Citizens of Zimbabwe : Good luck you're screwed

This is part of the problem as a whole. As seen in the past when shit gets out of hand people rebel, protest and strike, the government of Zimbabwe is threatened. Westernized states have figured it out, you don't steal a person's cow, that's to obvious, you take 10% of the milk the cow produces, 10% of their eggs from the chickens, 10% of the grain they produce ect, add it all up and its just as good as getting the whole cow without the immediate angry reaction that threatens your position. Sure inflation is only at 3% annually, and maybe the post office runs a couple of billion $ loss per year (whats that $10 a person?), and we pay a few pennies more on gas and cigareetes, and health insurance prices are higher than they ought to be, and we build hundred million dollar stadiums for billionaires to use, and we don't have any idea how much SS money we are going to get when we retire (do i need to keep going?). The western governments are acting just like the worm in office space, take a penny here and there, but take it enough times until your fat and rich off the work of others.
Inflation is even more insidious because it seems like a service.
Adios


Inflation is easier to control, and thats part of the problem, you are enabling the monopoly further by granting the government the ability to control aspects of pricing. If deflation would occur the government's ineptitude at bargaining for resources would show much sooner as the prices they pay for materials (to build roads, deliver mail ect) would continually grow while prices in all other sectors would decrease. Both incompetence and corruption would soon be exposed, inflation is a tool in which they can confiscate money without using direct taxation and force all sectors to charge higher prices which hides their unwillingness/inability to correctly bargain for resources. Its win win, unless of course your not in the loop.

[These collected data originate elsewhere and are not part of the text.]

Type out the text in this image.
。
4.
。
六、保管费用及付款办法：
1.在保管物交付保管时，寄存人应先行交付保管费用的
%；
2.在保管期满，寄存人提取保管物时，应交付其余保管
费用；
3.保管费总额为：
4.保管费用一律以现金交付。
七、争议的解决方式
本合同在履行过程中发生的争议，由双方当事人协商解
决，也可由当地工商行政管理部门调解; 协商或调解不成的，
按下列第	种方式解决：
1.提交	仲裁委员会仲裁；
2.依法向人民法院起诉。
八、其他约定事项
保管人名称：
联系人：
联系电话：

Wages are harder (not impossible) to renegotiate downward which gives the employee a stronger position relative to the employer. On the other side wages are generally the last thing to rise in correlation with inflation which generally allows employers to stiff you on 1-2%. When your wages are tied to inflation you generally get the raise at the end of the year (or the beginning of the next one) but not retroactively, but inflation (the CPI) is measured in prices that have already increased meaning your purchasing power is down the inflation percentage for that year. Your raise is just a correction for the previous year but you will still lose out to that current years inflation rates. Again, inflation is good for employers, bad for employees.

When something is easy to control you end up with a small group exercising power over the larger population which enables them to manipulate the market in ways which are preferable for them, and highly likely not preferable for you (the citizen, the consumer). This is the problem with monopolies, and government institutions are not exempt from such "corruption".